As a side note, in the US the UKC considers the Belgian Shepherd Dog one breed, 4 varieties.  So a fawn long haired dog could end up dual registered as an AKC Malinois and UKC BSD – Tervuren.  Also, while people tend to blame the AKC for this situation, it was the members of the breed club who asked for the changes.  AKC simply gave them what they wanted.  AKC is also willing to recombine the 4 breeds into one, but once again all the breed clubs must agree to this, AKC will not just force it to happen against the clubs desires.

So what should I call it?

It's really up to you.  Some people believe the dogs should be called by the correct variety name, regardless of what it's registered with AKC as.  Others believe they should be labeled per the breed AKC says they are, and if the dog is actually a different variety indicate that also.  Such as "long haired Malinois", "black Terv" etc.  And then at least in the Malinois world there is that whole subset of unregistered dogs that could be called by the correct variety because AKC isn't involved, but many people will still just call Malinois and sometimes mention the dog has long hair, or is black, or black and tan, etc.  Personally what I call it depends in part in who I'm talking to.  If I'm talking to someone from Europe I generally use the correct variety name, because that's what they are used to.  If I'm talking to someone in the US I tend to use the AKC breed name, with a qualifier that it's got long hair, or is black, etc.  Because that's what most people are used to, many do not even realize the "breeds" are actually just 4 different varieties of one breed.  But I've also been known to toss out there "it's a long haired Malinois, AKA Tervuren" at times.

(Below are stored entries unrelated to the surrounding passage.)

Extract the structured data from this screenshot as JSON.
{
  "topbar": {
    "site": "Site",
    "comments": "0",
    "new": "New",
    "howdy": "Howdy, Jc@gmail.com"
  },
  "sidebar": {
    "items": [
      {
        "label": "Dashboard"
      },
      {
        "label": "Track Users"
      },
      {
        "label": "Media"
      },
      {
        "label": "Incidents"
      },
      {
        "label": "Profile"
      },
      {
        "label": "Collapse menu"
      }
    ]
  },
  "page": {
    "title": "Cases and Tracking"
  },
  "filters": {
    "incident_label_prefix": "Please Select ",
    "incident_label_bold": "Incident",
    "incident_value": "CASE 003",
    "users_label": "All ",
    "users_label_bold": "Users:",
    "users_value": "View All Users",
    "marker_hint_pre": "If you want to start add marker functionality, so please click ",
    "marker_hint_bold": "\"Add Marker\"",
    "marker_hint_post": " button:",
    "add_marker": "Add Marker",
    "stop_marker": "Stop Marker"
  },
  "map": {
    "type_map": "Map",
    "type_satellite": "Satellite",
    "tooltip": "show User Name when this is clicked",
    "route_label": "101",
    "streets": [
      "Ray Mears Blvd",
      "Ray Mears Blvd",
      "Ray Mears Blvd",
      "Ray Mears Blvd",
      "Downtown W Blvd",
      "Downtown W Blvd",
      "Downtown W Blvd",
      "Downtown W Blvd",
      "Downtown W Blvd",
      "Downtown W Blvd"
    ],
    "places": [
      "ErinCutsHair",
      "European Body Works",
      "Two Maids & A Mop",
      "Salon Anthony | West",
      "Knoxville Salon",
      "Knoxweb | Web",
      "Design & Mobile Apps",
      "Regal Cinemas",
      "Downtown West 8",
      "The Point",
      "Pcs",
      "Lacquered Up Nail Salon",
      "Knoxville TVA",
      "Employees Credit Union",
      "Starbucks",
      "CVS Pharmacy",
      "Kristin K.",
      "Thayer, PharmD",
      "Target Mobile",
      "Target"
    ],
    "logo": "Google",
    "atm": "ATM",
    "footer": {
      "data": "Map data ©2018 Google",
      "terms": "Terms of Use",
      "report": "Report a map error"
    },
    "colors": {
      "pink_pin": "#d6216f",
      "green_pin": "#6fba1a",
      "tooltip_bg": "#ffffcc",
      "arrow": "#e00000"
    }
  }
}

Still confused?  I don't blame you smiley  But hopefully now you understand a little better why you are wink

 

Frodo
AKC Registered Laekenois

Raven & Night
AKC Registered Tervuren
Jacke
Groenendael parents
AKC Laekenois – littermate to Frodo
with a correct Laeken coat

 

3 thoughts on “The “Long Haired Malinois”

  1. Rita

    AKC refuses to allow the BSD to be shown in varities much like Collies.  This reason alone is why the breeds have not been recombined and puppies allowed to be registered as the variety they are "when they drop"

    • dantero

      The reason the varieties were split into breeds is because the Groen people didn't want to have to show against the Terv people.  Back then would have been the right time to get AKC to just make them varieties instead of breeds.  Now I think the main reason is still the competition in the conformation ring, but I don't think it's the only reason.  I've seen people claim the other varieties/breeds have nothing to offer them so they won't support recombination.  Some claim it's because certain clubs don't want to have to recombine the bank accounts, or share control of the breed.  And others have said they would only support it if all possible genetic combinations were approved for the show ring since it's not fair to their variety that the other varieties have more approved IV breeding options.  There is also a large pool of owners who actually don't know the history of the breed, and believe their dog is no more related to one of another variety then it is to a GSD. 

  2. Sandi

    Love your explanation, although I won't remember everything. You made it fairly simple & clear. Thanks. There was just a discussion on this & I felt someone was a little off base. As you know, I have a Mal & a Terv (albeit a short hair Terv) I got from you & I love them dearly.